The staff prepares the sushi in batches each morning before opening. All the rolls are chilled before they go under what staff call the “guillotine” — a sushi-roll slicer that cuts the roll into eight uniform rounds in a single stroke.

The various rolls, which are also sold in Fishtown, go for $12 or $14 per eight-piece package. There’s a handful of minimalistic rolls — including ones with Japanese yellowjack, farm-raised New Zealand king salmon, and longline-caught big eye tuna from Korea — as well as a few more complex entries, like the “Californ-I-a roll” with wild-caught Jonah crab from Maine and Jawndiments' Long Hot Pepper Mayo; a play on a Philadelphia roll featuring Daniel Boulud brand smoked salmon with Perrystead Dairy’s Real Philly Schmear; and a “Down East roll” with Maine lobster, Kewpie mayo, and Side Hustle Salt seasoning.

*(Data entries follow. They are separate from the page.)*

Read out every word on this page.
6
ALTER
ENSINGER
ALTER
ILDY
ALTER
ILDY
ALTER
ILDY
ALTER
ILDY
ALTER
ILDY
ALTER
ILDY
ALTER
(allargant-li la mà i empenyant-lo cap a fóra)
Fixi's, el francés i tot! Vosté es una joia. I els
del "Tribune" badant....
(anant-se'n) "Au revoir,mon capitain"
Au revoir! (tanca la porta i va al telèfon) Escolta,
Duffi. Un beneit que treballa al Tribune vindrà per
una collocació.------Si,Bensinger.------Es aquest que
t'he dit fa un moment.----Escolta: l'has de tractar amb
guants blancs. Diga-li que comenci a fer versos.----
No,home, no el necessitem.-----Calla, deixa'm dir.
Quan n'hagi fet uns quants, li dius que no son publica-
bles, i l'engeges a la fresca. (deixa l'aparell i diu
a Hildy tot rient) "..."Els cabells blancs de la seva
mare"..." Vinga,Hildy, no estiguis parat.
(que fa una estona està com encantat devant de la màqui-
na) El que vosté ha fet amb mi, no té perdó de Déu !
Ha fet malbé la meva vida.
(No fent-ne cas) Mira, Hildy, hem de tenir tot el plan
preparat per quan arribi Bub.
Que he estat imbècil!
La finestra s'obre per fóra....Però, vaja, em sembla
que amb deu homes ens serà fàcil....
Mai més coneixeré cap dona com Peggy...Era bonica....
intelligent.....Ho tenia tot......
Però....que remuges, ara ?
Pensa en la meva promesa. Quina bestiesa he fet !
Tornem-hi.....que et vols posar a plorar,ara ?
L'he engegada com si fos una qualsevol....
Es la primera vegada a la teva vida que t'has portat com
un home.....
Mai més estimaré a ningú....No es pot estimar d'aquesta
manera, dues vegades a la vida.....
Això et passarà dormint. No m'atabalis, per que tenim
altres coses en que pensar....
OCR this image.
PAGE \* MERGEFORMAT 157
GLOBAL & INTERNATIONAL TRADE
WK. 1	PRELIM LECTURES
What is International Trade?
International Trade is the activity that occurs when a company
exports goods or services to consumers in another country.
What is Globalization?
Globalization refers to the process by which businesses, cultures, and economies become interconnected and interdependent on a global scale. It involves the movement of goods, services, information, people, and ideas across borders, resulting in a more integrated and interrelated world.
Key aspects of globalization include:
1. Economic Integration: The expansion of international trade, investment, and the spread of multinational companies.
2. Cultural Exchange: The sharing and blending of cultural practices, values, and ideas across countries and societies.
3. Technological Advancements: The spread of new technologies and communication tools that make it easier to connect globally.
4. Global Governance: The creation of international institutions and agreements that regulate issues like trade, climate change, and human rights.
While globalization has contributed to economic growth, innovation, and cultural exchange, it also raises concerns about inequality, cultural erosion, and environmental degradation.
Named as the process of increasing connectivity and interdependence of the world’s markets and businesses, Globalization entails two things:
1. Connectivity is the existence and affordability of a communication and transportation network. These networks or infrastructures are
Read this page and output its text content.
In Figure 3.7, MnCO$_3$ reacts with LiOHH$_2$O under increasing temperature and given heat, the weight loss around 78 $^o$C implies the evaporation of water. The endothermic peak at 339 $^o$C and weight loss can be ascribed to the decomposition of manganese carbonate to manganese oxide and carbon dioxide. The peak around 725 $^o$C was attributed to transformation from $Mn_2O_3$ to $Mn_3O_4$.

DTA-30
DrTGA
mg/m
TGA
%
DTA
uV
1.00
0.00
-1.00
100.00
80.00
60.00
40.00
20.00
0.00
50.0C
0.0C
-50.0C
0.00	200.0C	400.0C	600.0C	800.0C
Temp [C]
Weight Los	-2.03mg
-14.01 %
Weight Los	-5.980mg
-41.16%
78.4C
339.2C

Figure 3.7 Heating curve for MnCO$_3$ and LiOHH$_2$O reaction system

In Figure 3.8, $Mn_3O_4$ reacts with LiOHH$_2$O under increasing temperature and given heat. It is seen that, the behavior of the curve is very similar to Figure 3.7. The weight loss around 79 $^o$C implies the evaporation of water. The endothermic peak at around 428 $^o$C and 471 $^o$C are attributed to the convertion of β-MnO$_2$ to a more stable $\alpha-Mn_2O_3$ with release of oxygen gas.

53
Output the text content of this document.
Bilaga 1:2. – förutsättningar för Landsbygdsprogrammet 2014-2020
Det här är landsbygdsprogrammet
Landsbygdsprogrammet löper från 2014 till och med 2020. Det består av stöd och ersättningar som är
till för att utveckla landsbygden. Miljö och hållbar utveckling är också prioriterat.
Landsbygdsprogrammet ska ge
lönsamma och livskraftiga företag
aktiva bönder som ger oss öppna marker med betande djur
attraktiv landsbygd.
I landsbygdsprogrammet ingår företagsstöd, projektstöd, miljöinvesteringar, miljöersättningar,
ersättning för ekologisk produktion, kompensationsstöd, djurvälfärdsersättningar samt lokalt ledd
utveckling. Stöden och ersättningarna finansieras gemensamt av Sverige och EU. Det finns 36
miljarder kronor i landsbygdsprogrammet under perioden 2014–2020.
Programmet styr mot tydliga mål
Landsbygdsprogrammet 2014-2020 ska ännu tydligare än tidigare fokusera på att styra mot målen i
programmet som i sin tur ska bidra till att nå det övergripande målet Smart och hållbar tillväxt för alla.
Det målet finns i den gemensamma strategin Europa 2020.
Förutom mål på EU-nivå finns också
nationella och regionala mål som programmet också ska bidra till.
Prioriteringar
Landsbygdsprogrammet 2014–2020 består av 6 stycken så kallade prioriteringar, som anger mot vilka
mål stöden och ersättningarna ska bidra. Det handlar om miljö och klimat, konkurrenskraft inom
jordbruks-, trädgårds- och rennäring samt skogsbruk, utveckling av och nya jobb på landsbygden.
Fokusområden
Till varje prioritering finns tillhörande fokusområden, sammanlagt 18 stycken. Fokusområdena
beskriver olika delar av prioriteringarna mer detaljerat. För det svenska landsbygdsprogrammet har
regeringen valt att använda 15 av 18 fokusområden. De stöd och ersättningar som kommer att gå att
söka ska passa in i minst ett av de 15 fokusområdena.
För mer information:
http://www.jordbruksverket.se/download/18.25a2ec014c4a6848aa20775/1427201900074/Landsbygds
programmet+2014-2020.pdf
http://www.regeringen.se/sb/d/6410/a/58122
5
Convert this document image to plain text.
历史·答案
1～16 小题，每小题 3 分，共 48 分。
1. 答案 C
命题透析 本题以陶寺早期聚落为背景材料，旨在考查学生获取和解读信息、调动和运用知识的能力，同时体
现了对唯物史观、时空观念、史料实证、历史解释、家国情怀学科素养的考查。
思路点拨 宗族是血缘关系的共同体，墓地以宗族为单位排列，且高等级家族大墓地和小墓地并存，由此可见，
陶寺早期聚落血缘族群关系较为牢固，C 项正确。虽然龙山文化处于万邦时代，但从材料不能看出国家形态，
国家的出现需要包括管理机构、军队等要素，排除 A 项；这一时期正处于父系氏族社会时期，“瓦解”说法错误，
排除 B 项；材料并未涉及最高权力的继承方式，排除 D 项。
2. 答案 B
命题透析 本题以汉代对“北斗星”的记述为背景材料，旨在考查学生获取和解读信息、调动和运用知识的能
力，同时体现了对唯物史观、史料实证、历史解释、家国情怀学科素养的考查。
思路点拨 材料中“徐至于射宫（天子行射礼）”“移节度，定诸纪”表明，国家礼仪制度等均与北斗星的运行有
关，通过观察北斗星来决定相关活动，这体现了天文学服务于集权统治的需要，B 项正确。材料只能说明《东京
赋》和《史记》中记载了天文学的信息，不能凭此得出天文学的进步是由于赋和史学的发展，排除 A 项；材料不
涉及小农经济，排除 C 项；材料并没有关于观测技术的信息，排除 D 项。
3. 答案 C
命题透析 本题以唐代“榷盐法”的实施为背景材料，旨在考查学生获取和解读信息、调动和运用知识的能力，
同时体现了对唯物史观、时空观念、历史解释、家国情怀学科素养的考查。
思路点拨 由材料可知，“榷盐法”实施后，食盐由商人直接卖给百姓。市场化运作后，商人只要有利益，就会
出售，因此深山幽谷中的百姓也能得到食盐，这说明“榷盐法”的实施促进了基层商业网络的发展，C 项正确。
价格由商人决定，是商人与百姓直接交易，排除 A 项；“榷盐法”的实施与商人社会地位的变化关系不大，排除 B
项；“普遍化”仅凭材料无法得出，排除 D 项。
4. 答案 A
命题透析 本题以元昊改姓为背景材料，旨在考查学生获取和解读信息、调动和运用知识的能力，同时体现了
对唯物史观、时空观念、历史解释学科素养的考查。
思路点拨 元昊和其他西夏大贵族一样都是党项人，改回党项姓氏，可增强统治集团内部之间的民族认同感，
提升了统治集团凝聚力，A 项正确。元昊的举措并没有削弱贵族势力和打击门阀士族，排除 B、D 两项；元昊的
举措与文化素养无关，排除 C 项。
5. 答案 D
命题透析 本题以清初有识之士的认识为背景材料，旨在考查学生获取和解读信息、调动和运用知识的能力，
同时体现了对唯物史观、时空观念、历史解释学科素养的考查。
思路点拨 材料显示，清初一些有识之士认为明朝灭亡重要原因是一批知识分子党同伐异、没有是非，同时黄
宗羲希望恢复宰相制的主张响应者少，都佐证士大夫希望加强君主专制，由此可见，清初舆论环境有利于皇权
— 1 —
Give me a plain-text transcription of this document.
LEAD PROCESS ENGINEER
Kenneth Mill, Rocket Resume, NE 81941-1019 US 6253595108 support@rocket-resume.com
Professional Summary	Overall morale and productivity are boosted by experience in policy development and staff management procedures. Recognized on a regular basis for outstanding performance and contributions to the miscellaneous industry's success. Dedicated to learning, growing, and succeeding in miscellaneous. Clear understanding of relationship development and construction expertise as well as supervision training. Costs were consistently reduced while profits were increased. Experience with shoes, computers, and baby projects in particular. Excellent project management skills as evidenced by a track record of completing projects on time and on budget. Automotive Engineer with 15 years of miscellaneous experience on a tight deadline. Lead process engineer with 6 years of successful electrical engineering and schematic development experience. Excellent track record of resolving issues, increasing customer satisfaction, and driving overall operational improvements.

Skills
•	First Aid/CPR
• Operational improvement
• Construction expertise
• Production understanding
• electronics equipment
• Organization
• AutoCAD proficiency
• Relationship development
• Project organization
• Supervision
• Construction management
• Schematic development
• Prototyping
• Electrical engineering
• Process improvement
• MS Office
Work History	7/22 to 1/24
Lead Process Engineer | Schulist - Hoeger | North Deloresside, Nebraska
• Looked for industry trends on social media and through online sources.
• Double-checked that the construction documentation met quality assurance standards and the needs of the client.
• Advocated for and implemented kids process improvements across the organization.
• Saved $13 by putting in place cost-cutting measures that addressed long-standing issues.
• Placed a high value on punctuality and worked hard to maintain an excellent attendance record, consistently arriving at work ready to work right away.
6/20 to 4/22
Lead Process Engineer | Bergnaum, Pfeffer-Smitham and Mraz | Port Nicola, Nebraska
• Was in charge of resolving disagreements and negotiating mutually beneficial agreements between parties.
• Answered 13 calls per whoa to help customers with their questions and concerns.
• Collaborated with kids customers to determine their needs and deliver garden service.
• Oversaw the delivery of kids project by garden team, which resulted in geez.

The rolls are available Monday through Friday, noon to 6:30 p.m. The Fitler Square location also recently debuted chirashi bowls with salmon, yellowtail, and big eye tuna. And while you‘re there, you can snag some fish for dinner, whether it‘s a salmon or branzino fillet, wild-caught shrimp, or Canadian scallops.

Fishtown Seafood has locations at 339 Belgrade St. and 2131 Pine St., with more locations on the way in Haddonfield (114 Kings Hwy. East) and Chestnut Hill (inside Market at the Fareway, at KP’s Fine Meats stall). Its hours at are Monday through Friday noon to 6:30, Saturdays and Sunday noon to 4 p.m.